Chris, from my own knowledge of the Basil Williams empire, and my personal experience of driving GS 43 (Southern Motorways – Guy GS – MXX 343 – Ex LTE GS 43 on this site), I believe that faith formed a major ingredient of his maintenance procedures.

Roger Cox


22/05/13 – 17:46

Just to clarify the earlier note, my non-enthusiast friend travelled on the ex-London Swift on a local route, not a London marathon. Memory says Williams used route no 451 for a service from Portsmouth to the Emsworth area. Always with grandiose ideas of route numbers, it didn’t clash with the competition!

Michael Hampton


23/05/13 – 07:49

As most of you will know from the cover of a recent issue of Bus & Coach Preservation magazine, the Cardiff Transport Preservation Group has ex-Cardiff Swift/Alexander 512 and it’s still living up to the breed’s reputation as rather troublesome beasts.
Its arrival at last year’s Merthyr Rally all the way from Barry depot brought forth some expressions of surprise and relief from members at its safe arrival but we weren’t allowed to go anywhere on it, just in case!
There may come a day when we use it to go on one of our summer evening runs, but it’s not likely to happen soon.

Berwyn Prys Jones


04/07/13 – 17:33

Leeds had the largest provincial fleet of Swifts eventually having 150 in service. They were by no means perfect but had a normal lifespan. The last 1971 batch were by far the best with more powerful engines. When the PTE took over in 1974 they went for Leyland Leopards and Volvo B55 chassis. The first Nationals (other than a one off delivered to Leeds) were Mark 2 examples which were followed by Leyland Tigers in 1983.

Chris Hough


14/07/13 – 14:25

Just wished I could have driven one of these Swifts in my LUT days and I could have told you all about them. They were allocated to Atherton and try though I may to get one whenever a changeover in ‘foreign depot’ territory was required, I never could. I did not previously know about their rear end having a single windscreen as against the similar looking but Bristol RE’s, that we had at Swinton, which as is stated had three piece rear windows that included the emergency door. They did not, as far as I saw spend much time on the hard working 84 (ex trolley bus service) and of course as soon as the Seddons arrived, even their look alike Bristols were taken off the 84 in their favour.
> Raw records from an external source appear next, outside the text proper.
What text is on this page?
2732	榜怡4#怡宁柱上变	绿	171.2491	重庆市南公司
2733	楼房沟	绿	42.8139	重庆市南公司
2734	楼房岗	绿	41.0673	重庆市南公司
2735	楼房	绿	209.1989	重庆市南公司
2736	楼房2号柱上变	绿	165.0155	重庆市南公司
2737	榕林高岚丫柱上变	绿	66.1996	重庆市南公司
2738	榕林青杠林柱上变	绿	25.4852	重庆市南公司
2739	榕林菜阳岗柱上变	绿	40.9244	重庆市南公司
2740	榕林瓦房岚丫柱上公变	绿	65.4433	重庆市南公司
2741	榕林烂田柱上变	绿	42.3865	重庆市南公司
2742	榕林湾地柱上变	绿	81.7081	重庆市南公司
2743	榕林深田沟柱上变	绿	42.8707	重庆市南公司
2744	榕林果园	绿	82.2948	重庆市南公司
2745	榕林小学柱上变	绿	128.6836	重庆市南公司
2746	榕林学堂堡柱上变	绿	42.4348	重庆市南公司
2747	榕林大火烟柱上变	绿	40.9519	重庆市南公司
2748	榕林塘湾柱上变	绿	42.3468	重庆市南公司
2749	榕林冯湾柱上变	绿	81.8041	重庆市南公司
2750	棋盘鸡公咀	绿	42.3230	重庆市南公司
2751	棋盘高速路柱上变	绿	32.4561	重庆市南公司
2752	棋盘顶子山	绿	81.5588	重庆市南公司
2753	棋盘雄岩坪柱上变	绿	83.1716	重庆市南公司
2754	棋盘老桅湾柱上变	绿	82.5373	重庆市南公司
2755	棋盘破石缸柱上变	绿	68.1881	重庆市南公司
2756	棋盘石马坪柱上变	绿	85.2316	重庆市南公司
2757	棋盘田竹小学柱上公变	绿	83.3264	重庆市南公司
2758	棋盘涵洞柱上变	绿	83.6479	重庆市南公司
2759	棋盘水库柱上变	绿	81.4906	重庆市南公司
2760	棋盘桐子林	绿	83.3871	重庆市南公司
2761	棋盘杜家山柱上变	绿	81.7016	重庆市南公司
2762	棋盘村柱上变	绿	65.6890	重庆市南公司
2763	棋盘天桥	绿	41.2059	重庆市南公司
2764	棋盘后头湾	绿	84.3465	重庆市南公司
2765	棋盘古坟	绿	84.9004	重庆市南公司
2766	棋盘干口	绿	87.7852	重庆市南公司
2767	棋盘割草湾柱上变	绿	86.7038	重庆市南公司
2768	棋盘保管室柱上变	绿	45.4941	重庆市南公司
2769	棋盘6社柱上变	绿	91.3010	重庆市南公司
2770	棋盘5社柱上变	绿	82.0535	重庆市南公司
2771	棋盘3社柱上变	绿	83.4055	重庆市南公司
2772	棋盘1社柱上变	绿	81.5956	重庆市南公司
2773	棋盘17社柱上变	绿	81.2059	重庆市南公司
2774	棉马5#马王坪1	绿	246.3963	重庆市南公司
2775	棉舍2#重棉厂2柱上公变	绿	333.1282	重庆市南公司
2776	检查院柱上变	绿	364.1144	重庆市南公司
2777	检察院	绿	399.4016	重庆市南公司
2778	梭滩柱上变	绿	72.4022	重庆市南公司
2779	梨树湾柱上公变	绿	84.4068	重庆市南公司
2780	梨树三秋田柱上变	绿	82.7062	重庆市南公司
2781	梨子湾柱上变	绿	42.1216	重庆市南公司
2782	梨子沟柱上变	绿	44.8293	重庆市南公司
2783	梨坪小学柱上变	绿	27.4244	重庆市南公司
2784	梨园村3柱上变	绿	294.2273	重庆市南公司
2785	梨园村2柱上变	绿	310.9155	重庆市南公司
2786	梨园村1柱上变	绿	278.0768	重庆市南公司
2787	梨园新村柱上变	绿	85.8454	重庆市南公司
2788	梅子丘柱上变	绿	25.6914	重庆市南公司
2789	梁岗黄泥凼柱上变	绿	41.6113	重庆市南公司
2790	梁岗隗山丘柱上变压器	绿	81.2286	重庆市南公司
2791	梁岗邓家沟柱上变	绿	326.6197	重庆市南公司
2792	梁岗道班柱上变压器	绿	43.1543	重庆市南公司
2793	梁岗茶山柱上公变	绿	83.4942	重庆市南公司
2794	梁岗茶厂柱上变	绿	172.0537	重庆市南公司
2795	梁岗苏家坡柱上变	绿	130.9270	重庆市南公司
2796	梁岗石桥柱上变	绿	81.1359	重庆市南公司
Wide doors, good acceleration, great brakes, comfy thought out cab, no wonder the Seddons became everyones favourite, myself included.

Mike Norris


NTC 109G Vehicle reminder shot for this posting


11/04/16 – 16:22

LUT First Flat fronted bus was the Wulfrunian.
The first Daimler Fleetline to arrive was fleet number 98 it should have been 97 but wasn’t finished in time for the driver to drive it back to Atherton.

Mr Anon


12/04/16 – 06:05

Mr Anon may be right about LUT buses but the coaches in the 1950s starting from the Duple (Midland) Britannias and the following Burlingham and Northern Counties batches had a very plain frontal appearance.

Stephen Allcroft


13/04/16 – 13:38

"Leeds had the largest provincial fleet of Swifts eventually having 150 in service. They were by no means perfect but had a normal lifespan." (04/07/13) 
With respect Chris H (Chris Hough) but wasn’t the total of Leeds Swifts 120, plus 30 Fleetlines making the total of 150 OPO single deckers of that pattern ??
Sorry its taken me three years to spot this – par for the course, old age you know !!